Now we are good to go with provisioning AWS resources. Crossplane supports a lot of AWS resources and its community is growing immensely.

IAM

Let's take a few use cases here where we’d be creating a whole IAM package in which IAM role, IAM policy, and IAM policy attachment would be created giving restricted access to route53 service.

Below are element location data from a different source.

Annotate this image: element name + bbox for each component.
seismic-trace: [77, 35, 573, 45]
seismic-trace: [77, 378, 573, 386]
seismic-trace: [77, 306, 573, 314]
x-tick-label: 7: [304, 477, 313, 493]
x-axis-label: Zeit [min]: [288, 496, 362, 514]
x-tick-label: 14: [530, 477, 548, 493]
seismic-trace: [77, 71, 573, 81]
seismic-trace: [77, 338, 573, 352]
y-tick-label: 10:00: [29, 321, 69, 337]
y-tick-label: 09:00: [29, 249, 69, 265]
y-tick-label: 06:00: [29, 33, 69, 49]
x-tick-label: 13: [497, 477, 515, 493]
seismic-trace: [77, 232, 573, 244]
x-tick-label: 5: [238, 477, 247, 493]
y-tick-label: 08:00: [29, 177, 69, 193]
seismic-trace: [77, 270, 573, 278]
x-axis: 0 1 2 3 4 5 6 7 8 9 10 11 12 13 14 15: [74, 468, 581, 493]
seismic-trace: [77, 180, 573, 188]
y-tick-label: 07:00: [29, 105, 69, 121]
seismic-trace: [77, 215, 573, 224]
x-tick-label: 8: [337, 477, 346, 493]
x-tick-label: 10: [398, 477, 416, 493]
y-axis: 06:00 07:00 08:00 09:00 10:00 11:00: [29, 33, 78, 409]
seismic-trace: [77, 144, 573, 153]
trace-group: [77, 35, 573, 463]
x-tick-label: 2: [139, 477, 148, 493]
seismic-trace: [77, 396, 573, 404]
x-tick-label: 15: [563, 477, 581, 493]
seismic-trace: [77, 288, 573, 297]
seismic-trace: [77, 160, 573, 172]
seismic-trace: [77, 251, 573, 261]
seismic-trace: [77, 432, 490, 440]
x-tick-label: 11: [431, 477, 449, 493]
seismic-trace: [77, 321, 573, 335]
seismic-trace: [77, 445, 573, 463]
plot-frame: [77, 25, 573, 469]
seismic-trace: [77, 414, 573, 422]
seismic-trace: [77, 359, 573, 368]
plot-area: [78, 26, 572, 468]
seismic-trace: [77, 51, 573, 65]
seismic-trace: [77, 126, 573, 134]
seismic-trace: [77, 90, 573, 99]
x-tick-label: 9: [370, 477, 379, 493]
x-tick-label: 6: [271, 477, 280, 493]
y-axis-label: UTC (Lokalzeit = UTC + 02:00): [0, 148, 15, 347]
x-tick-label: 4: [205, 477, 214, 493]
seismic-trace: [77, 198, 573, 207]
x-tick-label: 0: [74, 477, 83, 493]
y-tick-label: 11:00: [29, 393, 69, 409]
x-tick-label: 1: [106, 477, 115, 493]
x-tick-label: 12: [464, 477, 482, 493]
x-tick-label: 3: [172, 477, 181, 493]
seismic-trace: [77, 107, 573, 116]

kubectl apply -f iam-route53.yaml
iamrole.identity.aws.crossplane.io/crossplane-read-route53 created
iampolicy.identity.aws.crossplane.io/crossplane-read-route53 created
iamrolepolicyattachment.identity.aws.crossplane.io/crossplane-read-route53 created

Confirm the created resources

kubectl get iampolicy; kubectl get iamrole; kubectl get iamrolepolicyattachment
NAME ARN READY SYNCED AGE
crossplane-read-route53 arn:aws:iam::xxxxxxxxxxx:policy/crossplane-read-route53 True True 30m

NAME READY SYNCED AGE
crossplane-read-route53 True True 22m

NAME READY SYNCED ROLENAME POLICYARN AGE
crossplane-read-route53 True True crossplane-read-route53 arn:aws:iam::xxxxxxxxxx:policy/crossplane-read-route53 9m35s

S3

kubectl apply -f s3.yaml

Conclusion

So as proven Crossplane directly integrates very well with Kubernetes. The future of Crossplane is very ambitious as it keeps its infrastructure only in Kubernetes scope, exploits the Kubernetes control plane, and is cloud-agnostic.